In 2008 Enrique was awarded “Best Foreigner” at the Üstüü-Khüree Festival and received the Third Laureate award in the 2008 Fifth Quinquennial Ethnomusicology Symposium, the highest honor a non-native Tuvan had yet achieved in this field. In 2014 he won second place in the Tuvan National Kargyraa Competition, and in 2016 was awarded the “The Greatest Innovator of Kargyraa” (one of the three primary sounds of Tuvan throat singing) in the same competition.
When not competing internationally or spending time in Tuva with his magical son “Enriquito”, Enrique showcases to sold-out crowds in Europe, Japan, Mexico and the United States. He was a noted performer at the 2009 Peace Ball to celebrate Obama’s inauguration in Washington, D.C. and collaborates in performance installations at Burning Man, Symbiosis Gatherings and other festivals.
Through his extensive humanitarian work, Soriah is crafting a new awareness and helping others to experience this ancient art form with fresh eyes and ears.

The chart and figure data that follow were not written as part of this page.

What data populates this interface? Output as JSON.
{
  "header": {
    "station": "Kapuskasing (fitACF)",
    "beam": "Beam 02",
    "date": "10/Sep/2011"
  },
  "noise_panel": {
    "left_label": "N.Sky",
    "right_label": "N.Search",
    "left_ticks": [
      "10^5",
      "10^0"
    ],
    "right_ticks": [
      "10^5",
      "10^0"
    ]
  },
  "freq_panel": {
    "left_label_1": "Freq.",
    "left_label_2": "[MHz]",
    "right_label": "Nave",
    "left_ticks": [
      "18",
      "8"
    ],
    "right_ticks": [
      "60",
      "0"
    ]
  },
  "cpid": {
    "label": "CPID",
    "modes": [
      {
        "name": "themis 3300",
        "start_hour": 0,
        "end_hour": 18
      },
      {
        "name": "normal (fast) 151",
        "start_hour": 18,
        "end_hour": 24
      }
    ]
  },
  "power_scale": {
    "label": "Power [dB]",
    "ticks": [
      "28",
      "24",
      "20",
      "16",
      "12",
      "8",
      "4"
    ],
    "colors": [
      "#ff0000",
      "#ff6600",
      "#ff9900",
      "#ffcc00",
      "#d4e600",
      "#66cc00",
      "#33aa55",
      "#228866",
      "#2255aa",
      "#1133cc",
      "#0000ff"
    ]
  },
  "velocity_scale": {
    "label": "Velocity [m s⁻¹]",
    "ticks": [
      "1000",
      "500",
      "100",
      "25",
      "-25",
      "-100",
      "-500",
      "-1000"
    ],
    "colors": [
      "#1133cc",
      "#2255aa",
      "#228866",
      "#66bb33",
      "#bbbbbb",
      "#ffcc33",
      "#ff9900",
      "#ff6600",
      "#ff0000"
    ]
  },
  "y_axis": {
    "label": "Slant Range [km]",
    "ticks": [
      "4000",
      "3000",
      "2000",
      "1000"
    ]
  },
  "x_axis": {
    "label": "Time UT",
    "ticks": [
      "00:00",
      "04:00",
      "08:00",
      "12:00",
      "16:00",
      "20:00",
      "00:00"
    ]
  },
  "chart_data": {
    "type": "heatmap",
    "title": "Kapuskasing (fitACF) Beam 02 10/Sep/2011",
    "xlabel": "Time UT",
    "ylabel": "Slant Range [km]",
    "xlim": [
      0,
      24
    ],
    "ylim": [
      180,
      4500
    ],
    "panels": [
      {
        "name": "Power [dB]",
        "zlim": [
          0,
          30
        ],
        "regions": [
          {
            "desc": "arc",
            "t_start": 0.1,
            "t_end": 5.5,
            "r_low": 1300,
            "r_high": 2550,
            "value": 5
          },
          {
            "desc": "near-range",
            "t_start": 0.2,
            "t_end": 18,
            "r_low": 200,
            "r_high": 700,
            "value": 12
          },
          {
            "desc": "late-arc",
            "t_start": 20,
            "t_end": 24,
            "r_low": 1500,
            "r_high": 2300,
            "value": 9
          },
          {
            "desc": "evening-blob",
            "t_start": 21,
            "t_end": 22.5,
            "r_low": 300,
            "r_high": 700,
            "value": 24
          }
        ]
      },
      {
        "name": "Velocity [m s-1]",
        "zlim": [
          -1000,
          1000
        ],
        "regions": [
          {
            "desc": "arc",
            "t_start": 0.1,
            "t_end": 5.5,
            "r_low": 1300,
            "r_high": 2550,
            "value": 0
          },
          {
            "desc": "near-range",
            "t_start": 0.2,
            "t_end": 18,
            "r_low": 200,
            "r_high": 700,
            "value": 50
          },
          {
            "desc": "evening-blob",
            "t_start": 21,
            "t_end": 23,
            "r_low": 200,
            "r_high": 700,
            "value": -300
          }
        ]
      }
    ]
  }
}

Khöömei (pronounced, “hoo-mei”) is an ancient style of singing believed to originate in an area now known as Tuva in Southern Siberia. The trance-like intonations are created by manipulations of the throat region that gives rise to two or more harmonizing pitches over a fundamental resonating frequency. For these reasons, Khöömei is commonly referred to as Tuvan throat singing amoung the Western Nations. Khöömei is an oral tradition-based cultural phenomenon that developed, in part, due to the spacious landscape of Southern Siberia. Singers often will seek out just the right river bend, steepe or mountainous cliff, searching for a balanced positioning which will prove most conducive to their throat singing, leading to resonant vocalizations able to traverse great distances. The heart of Khöömei lies in the inherent animism expressed in the mimicry of natural sounds. It is said that one can call a deer or moth to oneself given the proper technique met with purity of intention. It is unknown as to how old the practice has been in place. The Tuvans say that Khöömei is from a time before language.